Dimension Arguments For (Strengths) Arguments Against (Critiques / Risks)
Moral foundation Upholds universal human rights; protects refugees from persecution (UN 1951 Convention). Universalism may override democratic choice and national interest.
Cultural outlook Promotes diversity, tolerance, and pluralism; enriches host societies. Weakens shared identity; can fragment civic solidarity.
Economic logic Facilitates labor mobility and innovation; addresses aging populations. May depress wages or strain welfare systems if poorly managed.
Epistemic stance Encourages empathy by questioning ethnocentric “truths.” Excessive relativism erodes common standards and policy coherence.
Public opinion effects Expands compassion; normalizes inclusion. Triggers populist backlash when perceived as elite moralism.
Policy design Creates rights-based, transparent migration regimes. Bureaucratic rigidity and ideological framing impede pragmatic control.

Conclusion

To call the modern era a blend of liberalism and post-modernism is not rhetorical exaggeration. Liberalism furnishes the institutions, law, rights, markets, through which migration is administered; post-modernism supplies the cultural imagination, pluralism, identity, recognition, that shapes how societies talk about migrants. The two together define the moral grammar of Western migration politics: we are compelled to open our borders out of humanitarian conscience, yet haunted by the sense that unbounded pluralism dissolves what holds us together.

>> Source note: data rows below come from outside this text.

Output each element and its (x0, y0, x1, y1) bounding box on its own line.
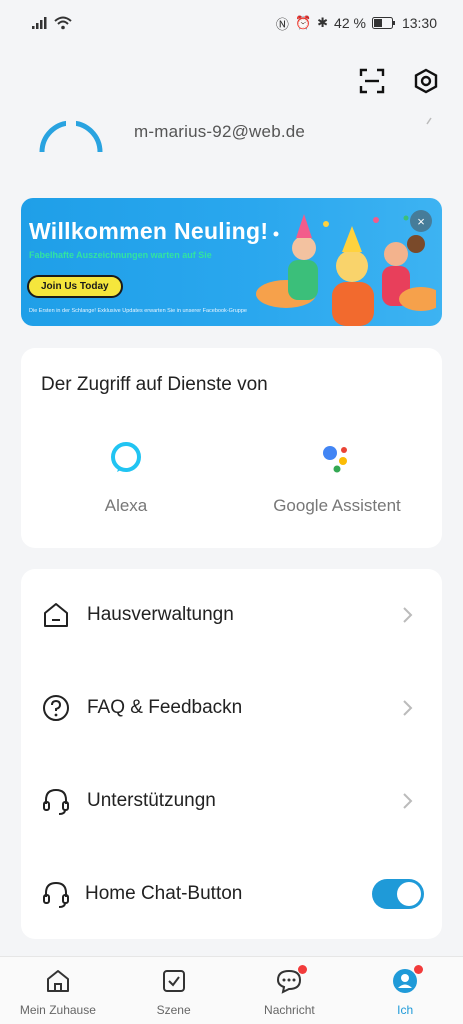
close-banner-button[interactable]: × (410, 210, 432, 232)
headset-icon (43, 788, 69, 815)
gear-icon (414, 68, 438, 94)
checkbox-icon (162, 970, 185, 992)
party-people-illustration (256, 214, 436, 326)
home-icon (46, 970, 69, 992)
join-us-button[interactable]: Join Us Today (27, 275, 123, 298)
menu-item-faq[interactable]: FAQ & Feedbackn (21, 678, 442, 738)
tab-szene[interactable]: Szene (116, 957, 232, 1024)
welcome-banner[interactable]: Willkommen Neuling! Fabelhafte Auszeichn… (21, 198, 442, 326)
battery-icon (371, 17, 395, 29)
home-chat-toggle[interactable] (372, 879, 424, 909)
services-title: Der Zugriff auf Dienste von (41, 374, 268, 395)
nfc-icon: Ⓝ (275, 16, 289, 32)
question-icon (43, 695, 69, 721)
service-label: Google Assistent (273, 496, 401, 515)
headset-icon (43, 881, 69, 908)
tab-label: Ich (397, 1003, 414, 1017)
service-google-assistant[interactable]: Google Assistent (247, 440, 427, 516)
scan-icon (359, 68, 385, 94)
menu-label: FAQ & Feedbackn (87, 697, 243, 718)
service-alexa[interactable]: Alexa (36, 440, 216, 516)
user-icon-wrap (391, 965, 424, 995)
banner-footnote: Die Ersten in der Schlange! Exklusive Up… (29, 308, 247, 314)
avatar-ring-icon (39, 120, 103, 153)
banner-title: Willkommen Neuling! (29, 218, 269, 244)
menu-label: Hausverwaltungn (87, 604, 234, 625)
tab-label: Szene (156, 1003, 191, 1017)
services-card: Der Zugriff auf Dienste von Alexa Google… (21, 348, 442, 548)
notification-badge (414, 965, 424, 974)
google-assistant-icon (323, 446, 347, 473)
battery-percent: 42 % (334, 15, 366, 31)
banner-subtitle: Fabelhafte Auszeichnungen warten auf Sie (29, 250, 212, 260)
profile-row[interactable]: m-marius-92@web.de (0, 108, 463, 168)
scan-button[interactable] (357, 66, 387, 96)
chevron-right-icon (403, 607, 413, 623)
tab-label: Mein Zuhause (19, 1003, 96, 1017)
alarm-icon: ⏰ (294, 15, 312, 30)
tab-nachricht[interactable]: Nachricht (232, 957, 348, 1024)
menu-item-hausverwaltung[interactable]: Hausverwaltungn (21, 585, 442, 645)
signal-icon (32, 17, 47, 29)
notification-badge (298, 965, 308, 974)
clock: 13:30 (401, 15, 437, 31)
house-icon (44, 603, 68, 627)
alexa-icon (111, 442, 141, 472)
menu-label: Home Chat-Button (85, 883, 243, 904)
menu-card: Hausverwaltungn FAQ & Feedbackn Unterstü… (21, 569, 442, 939)
chevron-right-icon (403, 793, 413, 809)
bottom-tab-bar: Mein Zuhause Szene Nachricht Ich (0, 956, 463, 1024)
top-actions (357, 66, 441, 96)
wifi-icon (54, 16, 72, 30)
tab-ich[interactable]: Ich (347, 957, 463, 1024)
close-icon: × (417, 213, 425, 229)
chat-icon-wrap (275, 965, 308, 995)
tab-label: Nachricht (264, 1003, 315, 1017)
chevron-right-icon (403, 700, 413, 716)
toggle-knob (397, 882, 421, 906)
menu-label: Unterstützungn (87, 790, 216, 811)
settings-button[interactable] (411, 66, 441, 96)
menu-item-home-chat-button: Home Chat-Button (21, 864, 442, 924)
avatar[interactable] (36, 116, 106, 186)
chevron-right-icon (426, 117, 432, 125)
profile-email: m-marius-92@web.de (134, 122, 306, 141)
tab-mein-zuhause[interactable]: Mein Zuhause (0, 957, 116, 1024)
menu-item-unterstuetzung[interactable]: Unterstützungn (21, 771, 442, 831)
bluetooth-icon: ✱ (317, 15, 329, 30)
status-bar: Ⓝ ⏰ ✱ 42 % 13:30 (0, 0, 463, 46)
service-label: Alexa (104, 496, 148, 515)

The task ahead is philosophical as much as administrative: to rebuild a vocabulary of shared purpose that neither abandons liberal rights nor succumbs to post-modern relativism. Without such a synthesis, migration policy will remain trapped between moral idealism and political fatigue, a mirror of our broader civilizational tension between universal humanity and the fragile community of citizens.

References (abridged)

  • Dornsife Center for Economic and Social Research (2023). Immigration Policies and Public Support. University of Southern California.
  • Escobari, M. (2025). Managing Migration Under Pressure. Brookings Institution.
  • Favell, A. (2019). “Migration Societies and Post-national Citizenship.” Comparative Migration Studies.
  • Fukuyama, F. (2018). Identity: The Demand for Dignity and the Politics of Resentment.
  • Horsti, K. (2020). “How to be a ‘Good Asylum Seeker’.” Nordic Journal of Migration Research.
  • Joppke, C. (1998). Why Liberal States Accept Unwanted Immigration.
  • Kymlicka, W. (2015). Multicultural Citizenship and Diversity in Canada.
  • Lyotard, J-F. (1979). The Postmodern Condition.
  • Nussbaum, M. (2006). Frontiers of Justice.
  • Pew Research Center (2022). Republicans and Democrats Have Different Priorities for Immigration Policy.
  • Rawls, J. (1999). The Law of Peoples.
  • Taylor, C. (2007). A Secular Age.
  • van Houte, M. (2023). Irregularized Humanitarian Migrants: Policies, Rationales and Effects.
  • Walzer, M. (1983). Spheres of Justice.